Good news: the US Department of Defense announced yesterday that Mohammed al-Odaini has been transferred home to Yemen. He had been held at Guantanamo without charge for over eight years–since 2002, from age 18-26–despite the fact that he had been cleared for release in 2005.
On May 26, 2010, a US federal judge ordered the Obama administration to “take all necessary and appropriate diplomatic steps” to arrange the release of Mohammed al-Odaini. The US administration had until June 25, 2010 to respond.
Over that month, Amnesty International members emailed, wrote and called President Obama, Attorney General Holder and Secretary of State Clinton, urging them to comply with the judge’s order and release Mohammed al-Odaini. They did.
For years, Amnesty International members have taken action on Mohammed al-Odaini’s case, calling for him–and all other Guantanamo detainees–to either be charged with a crime and fairly tried, or be released.
Amnesty International USA Local Group 50 in Chicago, Local Group 139 in Wisconsin and Local Group 708 in Massachusetts adopted Mohammed al-Odaini’s case, and this past yearmore than 12,000 of you joined the Global Write-a-thon to write letters on behalf of Mohammed al-Odaini and other individuals at risk of severe human rights violations.

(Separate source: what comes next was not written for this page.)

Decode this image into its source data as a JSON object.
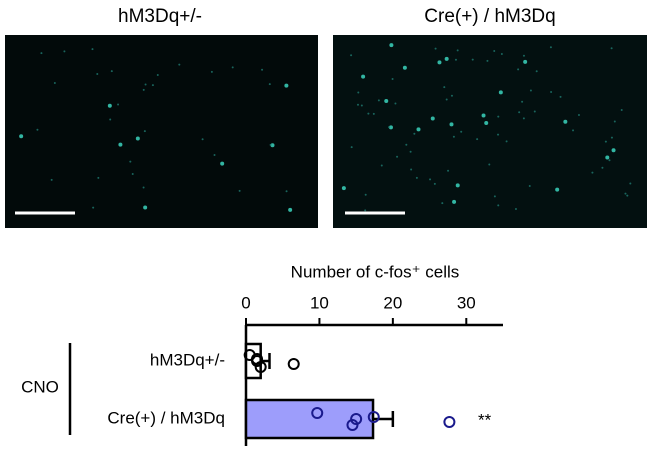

Many thanks to all of you who have campaigned on his behalf over the years. Mohammed’s lawyer sent this message:
“Mr al-Odaini’s release is cause for celebration. After Judge Kennedy ruled in his favor, it was by no means clear that the government would release him, when the government would release him, or where the government would send him. We had an uphill fight. But with Amnesty International’s support–and your support–we persuaded the government to return Mr. al-Odaini to Yemen and reunite him with his family. Only the kind of broad public support Amnesty brings to bear could ensure such a happy ending. I cannot thank you enough.”
Mohammed al-Odaini’s case is far from being the exception. Approximately 50% of those who remain detained at Guantanamo are Yemeni nationals.
One of them is Saeed Mohammed Saleh Hatim. He has been held without charge in Guantánamo for eight years, and is still there more than six months after a US federal judge ruled his detention unlawful and ordered his release.
The judge found that the government’s allegations against him were based “almost entirely upon admissions made by the petitioner himself – admissions that the petitioner contends he made only because he had previously been tortured while in US custody.”
The government is appealing the judge’s ruling and it is not known when a final decision will be made.
Amnesty International has learned that Saeed Hatim’s father died recently. Saeed Hatim’s lawyer is calling on the US authorities to drop its appeal and allow him to return to Yemen to support his elderly mother.